Design decisions around commands vs reporters

I'm going to speak for myself when I first started Snap!: the mutation of a list using the add, replace, insert, and delete blocks seemed like magic to me.

Long explanation of how I thought the list commands worked and the problems I had

I thought that maybe, behind the scenes, Snap! was doing something like this:


The list input here is of type "any (unevaluated)". In this example, the block essentially detects the variable you inputted in the list slot and changes its value. Of course, if you give it anything other than a variable, it errors (ignore the set blocks, I forgot to remove them for the screenshots):


Similarly, I thought the primitive would do nothing if given a list reporter or some other block that reports a list. Why should it do anything, seeing as there was no place in storage (a variable) for the list to mutate or be retrieved?
In the middle of a larger project, I created this block for use:

Of course, I never expected it to mutate the list it was given because the variable fed to the replace command was not the caller's variable. I had no notion of two variable containing the same list.
Here is something else I did not realize: the list commands could operate on lists inside of lists. Once again, I thought it was limited to just variables.
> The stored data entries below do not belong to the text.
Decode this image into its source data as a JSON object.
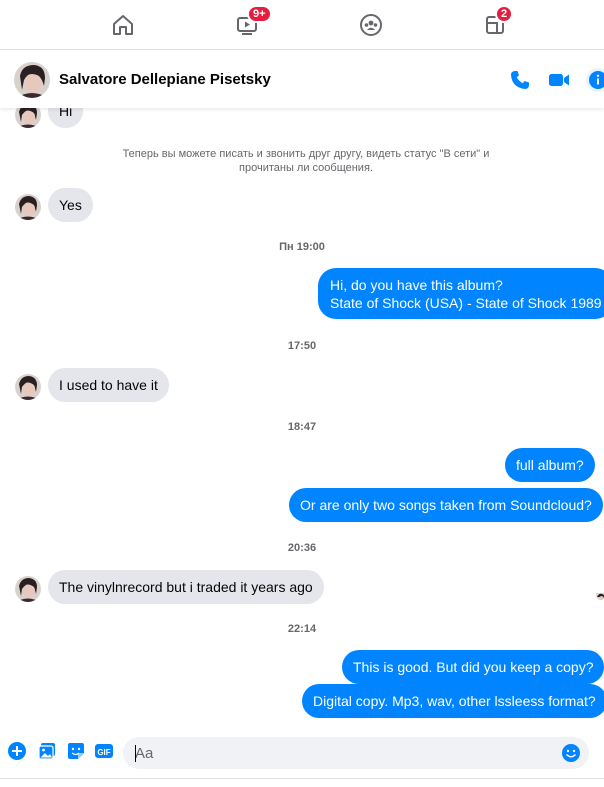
{
  "nav": {
    "video_badge": "9+",
    "pages_badge": "2"
  },
  "header": {
    "contact_name": "Salvatore Dellepiane Pisetsky"
  },
  "messages": {
    "first_in": "Hi",
    "system_note": "Теперь вы можете писать и звонить друг другу, видеть статус \"В сети\" и прочитаны ли сообщения.",
    "yes": "Yes",
    "stamp1": "Пн 19:00",
    "out1_line1": "Hi, do you have this album?",
    "out1_line2": "State of Shock (USA) - State of Shock 1989",
    "stamp2": "17:50",
    "in2": "I used to have it",
    "stamp3": "18:47",
    "out2": "full album?",
    "out3": "Or are only two songs taken from Soundcloud?",
    "stamp4": "20:36",
    "in3": "The vinylnrecord but i traded it years ago",
    "stamp5": "22:14",
    "out4": "This is good. But did you keep a copy?",
    "out5": "Digital copy. Mp3, wav, other lssleess format?"
  },
  "composer": {
    "placeholder": "Aa",
    "gif_label": "GIF"
  },
  "colors": {
    "accent": "#0084ff",
    "incoming_bubble": "#e4e6eb",
    "badge": "#e41e3f",
    "icon_blue": "#0084ff"
  },
  "icons": {
    "home": "home-icon",
    "watch": "video-icon",
    "groups": "groups-icon",
    "pages": "pages-icon",
    "call": "phone-icon",
    "video_call": "video-camera-icon",
    "info": "info-icon",
    "more": "plus-icon",
    "photo": "photo-icon",
    "sticker": "sticker-icon",
    "gif": "gif-icon",
    "emoji": "emoji-icon"
  }
}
Combine the two of these misunderstandings, and you get a very confusing problem (this was not the real script, my actual program was much more complicated):

In this example, I gave the inputs "jump", "linguini", and "time". However, my output has "time" twice and "jump" never shows up. So, when debugging, I was very confused: even if the replace item reporter was somehow mutating the list, it should only have changed the range variable, especially because the range variable was only one of the items in the list variable. There was simply no way that this made any sense. I concluded Snap! had a bug and ended up reinitializing my list variable every iteration of the loop. And I moved on.

In any case, it was about a year before I read this topic and learned what I was doing wrong and how to combat it (id of). I used map TONS during that time, especially because it didn't seem to be affected by the "bug" in list mutation.